Author ORCID Identifier

https://orcid.org/0009-0002-5434-8996

Date Available

4-22-2027

Year of Publication

2025

Document Type

Graduate Capstone Project

Degree Name

Master of Public Health (M.P.H.)

College

Public Health

Department/School/Program

Public Health

Faculty

Dr. Anna Hoover

Committee Member

Dr. Jay Christian

Faculty

Dr. Florence Fulk

Faculty

Dr. Rachel Hogg-Graham

Abstract

Objective: To examine the association between federally declared disasters and mental health outcomes at the county level in Kentucky from 2016 to 2019, using average poor mental health days as the outcome. A secondary objective was to explore how underlying socioeconomic factors, such as income inequality and unemployment, might influence or confound this relationship.
Methods: This ecological study used county-level BRFSS data to analyze average poor mental health days over a four-year period across 120 Kentucky counties. Disaster exposure was categorized as 0, 1, or 2+ FEMA disaster declarations. County-level covariates, including income inequality and unemployment rate (sourced from 2021 County Health Rankings), were examined visually. A one-way ANOVA tested for significant differences in mean poor mental health days across disaster exposure categories.
Results: Counties with 2+ disasters had significantly higher average poor mental health days (mean = 5.77) than those with 0 (mean = 4.61) or 1 disaster (mean = 4.87); F(2, 117) = 10.03, p < .001. Not all high-burden counties experienced disasters, suggesting other contributing factors.
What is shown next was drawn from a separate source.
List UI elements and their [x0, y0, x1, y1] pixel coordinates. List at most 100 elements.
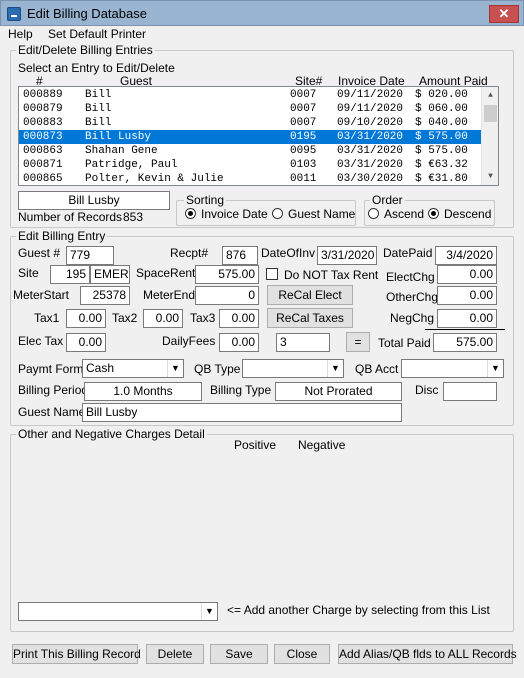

Covariate maps revealed that high unemployment and income inequality also aligned with worse mental health outcomes.
Conclusion: The findings could suggest a cumulative mental health impact from repeated disasters, compounded by underlying socioeconomic stressors. Public health strategies should prioritize both disaster-related and structural factors when addressing mental health in vulnerable communities.